Bases: _OperatorInterpolationCondition

Operator interpolation condition for operators that fulfill the weak Minty variational inequality.

Let \(\rho_{\textup{minty}} \in \mathbb{R}\) and \(G: \calH \rightrightarrows \calH\) satisfy a weak Minty variational inequality.

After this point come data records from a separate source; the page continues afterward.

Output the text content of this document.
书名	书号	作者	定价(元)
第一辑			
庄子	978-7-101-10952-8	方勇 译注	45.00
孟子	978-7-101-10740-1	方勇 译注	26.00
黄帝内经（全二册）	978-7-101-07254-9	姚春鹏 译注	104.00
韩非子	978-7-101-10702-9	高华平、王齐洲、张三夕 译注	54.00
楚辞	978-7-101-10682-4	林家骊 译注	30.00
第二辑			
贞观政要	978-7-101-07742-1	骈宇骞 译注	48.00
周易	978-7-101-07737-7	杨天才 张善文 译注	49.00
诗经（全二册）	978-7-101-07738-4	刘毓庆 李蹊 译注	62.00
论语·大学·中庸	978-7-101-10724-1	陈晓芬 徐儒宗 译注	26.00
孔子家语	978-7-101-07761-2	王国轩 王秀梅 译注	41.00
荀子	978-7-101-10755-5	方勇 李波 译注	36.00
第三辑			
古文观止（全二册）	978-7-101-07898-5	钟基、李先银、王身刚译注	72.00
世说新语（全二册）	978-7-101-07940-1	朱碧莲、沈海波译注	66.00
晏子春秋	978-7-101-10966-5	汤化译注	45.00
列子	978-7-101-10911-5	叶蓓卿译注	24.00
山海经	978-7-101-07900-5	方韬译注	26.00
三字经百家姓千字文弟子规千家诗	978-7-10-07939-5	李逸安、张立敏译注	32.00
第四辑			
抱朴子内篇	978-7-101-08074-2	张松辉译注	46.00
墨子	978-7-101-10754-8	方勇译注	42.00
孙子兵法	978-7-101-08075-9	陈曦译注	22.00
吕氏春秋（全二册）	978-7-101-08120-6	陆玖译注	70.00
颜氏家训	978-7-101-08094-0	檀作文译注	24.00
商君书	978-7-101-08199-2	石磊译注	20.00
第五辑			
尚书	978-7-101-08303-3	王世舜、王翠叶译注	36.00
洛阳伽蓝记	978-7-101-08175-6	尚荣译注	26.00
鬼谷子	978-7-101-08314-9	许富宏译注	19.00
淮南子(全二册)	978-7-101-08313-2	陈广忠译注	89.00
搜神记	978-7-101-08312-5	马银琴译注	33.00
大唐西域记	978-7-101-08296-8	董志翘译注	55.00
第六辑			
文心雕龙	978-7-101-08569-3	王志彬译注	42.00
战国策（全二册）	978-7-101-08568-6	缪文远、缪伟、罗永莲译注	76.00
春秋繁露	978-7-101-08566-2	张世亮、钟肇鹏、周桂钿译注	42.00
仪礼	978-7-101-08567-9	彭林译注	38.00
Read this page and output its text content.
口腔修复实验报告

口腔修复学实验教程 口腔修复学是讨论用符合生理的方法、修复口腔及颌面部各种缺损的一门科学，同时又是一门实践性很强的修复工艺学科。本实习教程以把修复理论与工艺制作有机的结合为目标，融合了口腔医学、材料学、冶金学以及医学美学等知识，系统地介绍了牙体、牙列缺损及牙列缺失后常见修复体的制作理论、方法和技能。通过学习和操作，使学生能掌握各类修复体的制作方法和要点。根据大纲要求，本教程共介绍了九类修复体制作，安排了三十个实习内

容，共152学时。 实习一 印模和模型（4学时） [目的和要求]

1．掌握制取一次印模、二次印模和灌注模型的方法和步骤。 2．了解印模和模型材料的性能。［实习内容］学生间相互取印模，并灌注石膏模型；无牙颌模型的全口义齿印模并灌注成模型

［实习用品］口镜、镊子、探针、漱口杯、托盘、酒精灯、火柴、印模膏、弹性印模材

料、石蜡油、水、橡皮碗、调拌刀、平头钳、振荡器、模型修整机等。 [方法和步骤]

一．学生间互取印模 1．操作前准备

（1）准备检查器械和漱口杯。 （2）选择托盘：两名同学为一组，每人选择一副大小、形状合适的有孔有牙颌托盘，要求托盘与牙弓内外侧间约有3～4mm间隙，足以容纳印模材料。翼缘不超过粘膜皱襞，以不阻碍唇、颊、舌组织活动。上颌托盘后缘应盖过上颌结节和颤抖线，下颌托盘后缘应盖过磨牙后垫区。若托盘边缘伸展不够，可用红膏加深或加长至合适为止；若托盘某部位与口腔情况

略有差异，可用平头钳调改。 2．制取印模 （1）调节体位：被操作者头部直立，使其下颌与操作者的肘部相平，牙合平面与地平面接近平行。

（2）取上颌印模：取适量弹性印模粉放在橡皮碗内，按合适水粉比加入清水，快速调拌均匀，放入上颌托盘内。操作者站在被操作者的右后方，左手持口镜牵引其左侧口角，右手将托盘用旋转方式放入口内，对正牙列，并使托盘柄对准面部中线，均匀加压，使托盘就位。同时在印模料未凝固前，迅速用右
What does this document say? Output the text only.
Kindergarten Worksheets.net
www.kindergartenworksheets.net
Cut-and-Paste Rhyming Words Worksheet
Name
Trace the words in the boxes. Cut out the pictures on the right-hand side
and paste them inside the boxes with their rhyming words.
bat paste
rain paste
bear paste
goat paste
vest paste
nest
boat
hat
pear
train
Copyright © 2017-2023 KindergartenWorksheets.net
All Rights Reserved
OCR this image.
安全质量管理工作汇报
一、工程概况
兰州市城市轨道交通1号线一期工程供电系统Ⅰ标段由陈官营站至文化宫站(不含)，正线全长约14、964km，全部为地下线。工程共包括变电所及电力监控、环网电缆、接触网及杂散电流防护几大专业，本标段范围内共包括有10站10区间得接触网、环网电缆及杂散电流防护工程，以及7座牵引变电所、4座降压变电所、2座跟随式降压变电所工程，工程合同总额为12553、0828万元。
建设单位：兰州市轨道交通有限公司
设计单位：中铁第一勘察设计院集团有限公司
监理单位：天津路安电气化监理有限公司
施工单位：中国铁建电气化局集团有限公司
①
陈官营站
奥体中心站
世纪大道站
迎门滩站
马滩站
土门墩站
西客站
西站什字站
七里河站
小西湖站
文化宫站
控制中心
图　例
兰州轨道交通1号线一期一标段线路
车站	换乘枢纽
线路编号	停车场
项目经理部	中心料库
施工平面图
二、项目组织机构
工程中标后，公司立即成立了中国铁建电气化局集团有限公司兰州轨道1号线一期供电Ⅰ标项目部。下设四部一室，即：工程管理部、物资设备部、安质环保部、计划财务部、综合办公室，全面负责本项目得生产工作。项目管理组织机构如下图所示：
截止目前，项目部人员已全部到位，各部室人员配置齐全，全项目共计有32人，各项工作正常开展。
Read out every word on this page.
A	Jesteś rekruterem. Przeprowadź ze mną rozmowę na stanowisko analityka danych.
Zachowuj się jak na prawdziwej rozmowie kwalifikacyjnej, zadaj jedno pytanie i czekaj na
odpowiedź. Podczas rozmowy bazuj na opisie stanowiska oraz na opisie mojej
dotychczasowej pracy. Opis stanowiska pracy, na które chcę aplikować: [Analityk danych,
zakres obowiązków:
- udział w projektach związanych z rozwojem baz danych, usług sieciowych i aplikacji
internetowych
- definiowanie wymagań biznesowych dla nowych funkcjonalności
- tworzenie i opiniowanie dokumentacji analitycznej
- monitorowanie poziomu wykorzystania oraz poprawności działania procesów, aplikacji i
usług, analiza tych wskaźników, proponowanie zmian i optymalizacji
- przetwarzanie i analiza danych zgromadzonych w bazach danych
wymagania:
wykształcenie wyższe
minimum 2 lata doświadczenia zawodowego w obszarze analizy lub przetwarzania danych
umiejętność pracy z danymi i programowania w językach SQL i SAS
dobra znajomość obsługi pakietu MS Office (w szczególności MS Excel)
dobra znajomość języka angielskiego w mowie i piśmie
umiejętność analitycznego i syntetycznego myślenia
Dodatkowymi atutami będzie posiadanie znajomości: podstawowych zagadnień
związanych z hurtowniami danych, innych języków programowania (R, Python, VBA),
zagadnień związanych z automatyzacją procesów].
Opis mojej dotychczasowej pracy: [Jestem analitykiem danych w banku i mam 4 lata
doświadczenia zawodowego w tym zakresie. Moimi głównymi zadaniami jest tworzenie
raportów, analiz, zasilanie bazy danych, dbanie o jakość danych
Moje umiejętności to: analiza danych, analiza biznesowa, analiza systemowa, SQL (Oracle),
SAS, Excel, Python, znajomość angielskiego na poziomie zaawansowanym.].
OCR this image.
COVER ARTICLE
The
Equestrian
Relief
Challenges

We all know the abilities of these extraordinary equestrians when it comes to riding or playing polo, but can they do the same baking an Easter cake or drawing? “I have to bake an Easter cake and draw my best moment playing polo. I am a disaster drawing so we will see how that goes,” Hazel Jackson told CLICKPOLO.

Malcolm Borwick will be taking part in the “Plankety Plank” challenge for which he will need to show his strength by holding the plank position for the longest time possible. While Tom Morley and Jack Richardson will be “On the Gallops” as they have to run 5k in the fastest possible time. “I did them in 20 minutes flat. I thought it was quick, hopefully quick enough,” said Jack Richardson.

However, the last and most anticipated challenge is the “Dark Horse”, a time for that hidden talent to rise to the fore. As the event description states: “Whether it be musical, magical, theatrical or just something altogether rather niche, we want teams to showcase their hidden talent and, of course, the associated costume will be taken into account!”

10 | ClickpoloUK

  • Interpolation inequality:

    There exists \(x_\star \in \calH\) with \(0 \in G(x_\star)\) such that for any \((x_{r_1},u_{r_1}) \in \operatorname{gra} G\),

    \[\langle u_{r_1}, x_{r_1} - x_\star \rangle \ge \rho_{\textup{minty}} \|u_{r_1}\|^2.\]
  • Matrix/vector form used in Interpolation conditions:

    With an interpolation vector \(z\) built from the stacked variables in the inequality above, the same condition is encoded as

    \[\mathcal{Q}\p{M, z} \le 0,\]

    with

    \[\begin{split}M = \frac{1}{2} \begin{bmatrix} 0 & 0 & -1 & 0 \\ 0 & 0 & 1 & 0 \\ -1 & 1 & 2\rho_{\textup{minty}} & 0 \\ 0 & 0 & 0 & 0 \end{bmatrix}.\end{split}\]

Parameters

  • rho_minty (Union[int, float]): The weak MVI parameter corresponding to \(\rho_{\textup{minty}}\) (must be finite).

Raises

  • ValueError: If rho_minty is not a number or not finite.

Note

  • When used inside InclusionProblem, the problem must have exactly one component. In the notation of 3. Algorithm representation, \(m = 1\), \(m_{\textup{op}} = 1\), and \(m_{\textup{func}} = 0\). This single component may still contain a list of operator conditions (an intersection).

References

[BC17]

Heinz H. Bauschke and Patrick L. Combettes. Convex Analysis and Monotone Operator Theory in Hilbert Spaces. Springer International Publishing, 2017. ISBN 9783319483115. doi:10.1007/978-3-319-48311-5.

[Kir34]

M. Kirszbraun. Über die zusammenziehende und Lipschitzsche transformationen. Fundamenta Mathematicae, 22(1):77–108, 1934.

[RTBG20] (1,2)

Ernest K. Ryu, Adrien B. Taylor, Carolina Bergeling, and Pontus Giselsson. Operator splitting performance estimation: Tight contraction factors and optimal parameter selection. SIAM Journal on Optimization, 30(3):2251–2271, January 2020. doi:10.1137/19m1304854.

[Val43]

F. A. Valentine. On the extension of a vector function so as to preserve a Lipschitz condition. Bulletin of the American Mathematical Society, 49(2):100–108, 1943.

[Val45]

F. A. Valentine. A Lipschitz condition preserving extension for a vector function. American Journal of Mathematics, 67(1):83–93, January 1945. doi:10.2307/2371917.